NATIONSRENT USA, INC. By: /s/ Xxxxxx X. Xxxxxxxx Name: Xxxxxx X. Xxxxxxxx Title: Executive Vice President |
EXHIBIT A
Form of Membership Interest Certificate
THE INTEREST REPRESENTED BY THIS CERTIFICATE HAS NOT BEEN REGISTERED UNDER THE SECURITIES ACT OF 1933, AS AMENDED, OR ANY OTHER SECURITIES LAWS. ACCORDINGLY, SUCH INTEREST MAY NOT BE SOLD, OFFERED FOR SALE, TRANSFERRED OR OTHERWISE DISPOSED OF (WITHIN THE MEANING OF ANY SECURITIES LAW) WITHOUT COMPLIANCE WITH SUCH ACT AND SUCH OTHER SECURITIES LAWS IF REQUIRED.
THIS CERTIFICATE EVIDENCES AN INTEREST IN NATIONSRENT DEALER GROUP, LLC AND SHALL BE A "SECURITY" GOVERNED BY ARTICLE 8 OF THE UNIFORM COMMERCIAL CODE AS IN EFFECT IN ANY JURISDICTION IN WHICH IT HAS BEEN ADOPTED, INCLUDING, WITHOUT LIMITATION, ARTICLE 8 OF THE DELAWARE UNIFORM COMMERCIAL CODE, AS CURRENTLY IN EFFECT.
No. __
NATIONSRENT DEALER GROUP, LLC
A Delaware Limited Liability Company
Membership Interest Certificate
This certifies that [__________] is the owner of the Membership Interest representing membership equity interest in NationsRent Dealer Group, LLC (the "Company"), subject to the terms of the Limited Liability Company Agreement of NationsRent Dealer Group, LLC, made and entered into as of __________ __, 2004, as the same may be amended from time to time in accordance with its terms (the Agreement").
This Membership Interest Certificate may be transferred by the lawful holders hereof only in accordance with the provisions of the Agreement and applicable law.
THIS SECURITY IS SUBJECT TO THE PROVISIONS OF THE AGREEMENT.
IN WITNESS WHEREOF, the Company has caused this Membership Interest Certificate to be issued this ____ day of __________, ____.
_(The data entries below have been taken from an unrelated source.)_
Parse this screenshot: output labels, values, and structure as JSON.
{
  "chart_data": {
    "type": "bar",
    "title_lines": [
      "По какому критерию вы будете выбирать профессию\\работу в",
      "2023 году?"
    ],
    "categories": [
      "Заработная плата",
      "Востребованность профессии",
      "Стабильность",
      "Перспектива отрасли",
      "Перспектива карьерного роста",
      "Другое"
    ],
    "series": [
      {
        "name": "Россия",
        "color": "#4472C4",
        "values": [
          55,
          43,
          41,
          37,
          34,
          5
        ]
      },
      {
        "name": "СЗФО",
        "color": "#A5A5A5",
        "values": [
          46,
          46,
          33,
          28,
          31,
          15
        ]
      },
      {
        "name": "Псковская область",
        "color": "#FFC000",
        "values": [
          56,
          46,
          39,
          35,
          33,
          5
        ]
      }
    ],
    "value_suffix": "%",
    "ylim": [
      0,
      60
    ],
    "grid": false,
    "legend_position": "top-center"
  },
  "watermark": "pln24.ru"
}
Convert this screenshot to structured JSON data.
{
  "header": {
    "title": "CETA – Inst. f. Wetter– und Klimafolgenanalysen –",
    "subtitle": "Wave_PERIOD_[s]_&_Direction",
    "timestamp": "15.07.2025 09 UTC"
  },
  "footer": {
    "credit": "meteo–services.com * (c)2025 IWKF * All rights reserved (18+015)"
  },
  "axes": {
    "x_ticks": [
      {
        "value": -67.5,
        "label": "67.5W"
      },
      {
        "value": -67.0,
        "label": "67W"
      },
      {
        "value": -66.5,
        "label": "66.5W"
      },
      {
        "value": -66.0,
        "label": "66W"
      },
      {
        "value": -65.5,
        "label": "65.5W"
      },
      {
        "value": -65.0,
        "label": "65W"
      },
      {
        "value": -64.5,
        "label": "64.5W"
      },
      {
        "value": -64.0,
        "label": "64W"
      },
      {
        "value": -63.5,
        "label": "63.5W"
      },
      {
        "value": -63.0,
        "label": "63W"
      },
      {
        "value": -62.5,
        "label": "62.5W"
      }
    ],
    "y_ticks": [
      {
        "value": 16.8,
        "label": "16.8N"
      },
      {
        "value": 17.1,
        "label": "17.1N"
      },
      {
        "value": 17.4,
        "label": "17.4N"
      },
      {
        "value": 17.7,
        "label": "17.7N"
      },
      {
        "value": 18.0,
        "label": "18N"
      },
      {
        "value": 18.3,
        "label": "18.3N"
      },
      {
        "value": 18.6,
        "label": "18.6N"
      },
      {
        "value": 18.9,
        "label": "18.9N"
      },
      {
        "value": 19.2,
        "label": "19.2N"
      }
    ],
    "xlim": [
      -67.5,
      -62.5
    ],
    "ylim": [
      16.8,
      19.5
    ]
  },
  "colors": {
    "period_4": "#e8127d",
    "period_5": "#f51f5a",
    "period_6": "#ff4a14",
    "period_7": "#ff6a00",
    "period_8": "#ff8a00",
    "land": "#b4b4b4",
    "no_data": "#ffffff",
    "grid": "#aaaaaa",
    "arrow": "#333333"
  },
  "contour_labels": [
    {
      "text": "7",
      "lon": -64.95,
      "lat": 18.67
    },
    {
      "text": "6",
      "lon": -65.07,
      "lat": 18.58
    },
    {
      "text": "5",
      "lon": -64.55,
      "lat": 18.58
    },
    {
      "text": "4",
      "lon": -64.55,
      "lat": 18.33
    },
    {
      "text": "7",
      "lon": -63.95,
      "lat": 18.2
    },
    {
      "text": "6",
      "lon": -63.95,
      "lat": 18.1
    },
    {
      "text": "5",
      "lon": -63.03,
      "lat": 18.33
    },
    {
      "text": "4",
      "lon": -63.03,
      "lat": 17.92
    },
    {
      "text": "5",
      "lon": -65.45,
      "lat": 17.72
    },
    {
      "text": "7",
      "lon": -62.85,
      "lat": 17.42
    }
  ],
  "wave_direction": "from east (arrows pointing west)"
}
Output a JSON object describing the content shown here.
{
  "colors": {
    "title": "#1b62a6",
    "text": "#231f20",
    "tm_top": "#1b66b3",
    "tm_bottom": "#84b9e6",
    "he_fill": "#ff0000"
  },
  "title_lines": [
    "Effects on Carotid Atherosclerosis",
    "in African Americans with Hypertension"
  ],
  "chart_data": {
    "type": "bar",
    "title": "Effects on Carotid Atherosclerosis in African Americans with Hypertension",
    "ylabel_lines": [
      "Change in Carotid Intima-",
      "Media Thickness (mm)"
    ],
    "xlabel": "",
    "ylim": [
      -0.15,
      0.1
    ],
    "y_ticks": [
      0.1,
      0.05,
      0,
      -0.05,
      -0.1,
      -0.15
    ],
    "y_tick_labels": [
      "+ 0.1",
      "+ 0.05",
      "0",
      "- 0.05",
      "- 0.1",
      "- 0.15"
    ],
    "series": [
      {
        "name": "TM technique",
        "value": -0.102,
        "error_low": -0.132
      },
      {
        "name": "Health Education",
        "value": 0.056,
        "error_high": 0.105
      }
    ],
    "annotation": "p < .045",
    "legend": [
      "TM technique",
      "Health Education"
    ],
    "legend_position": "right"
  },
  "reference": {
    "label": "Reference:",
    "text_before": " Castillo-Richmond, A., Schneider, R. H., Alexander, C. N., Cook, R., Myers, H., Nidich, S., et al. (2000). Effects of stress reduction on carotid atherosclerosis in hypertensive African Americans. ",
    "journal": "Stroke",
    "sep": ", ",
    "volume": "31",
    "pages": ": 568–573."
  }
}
NATIONSRENT DEALER GROUP, LLC By: Name: Title: |
FOR VALUE RECEIVED, __________, the ____________________ of the Company does hereby sell, assign and transfer unto:
(print or type name of assignee)
the Membership Interest evidenced by the within Membership Interest Certificate, and does hereby irrevocably constitute an appoint attorney-in-fact to transfer the said Membership Interest on the books of the within-named Company, with the full power of substitution in the premises.
Dated as of:
By:
Name: Title: |
In presence of: ____________________
NOTICE: The signature to this assignment must
correspond with the name as written upon the face of
the Membership Interest Certificate in every particular,
without alternation or enlargement or any change whatsoever.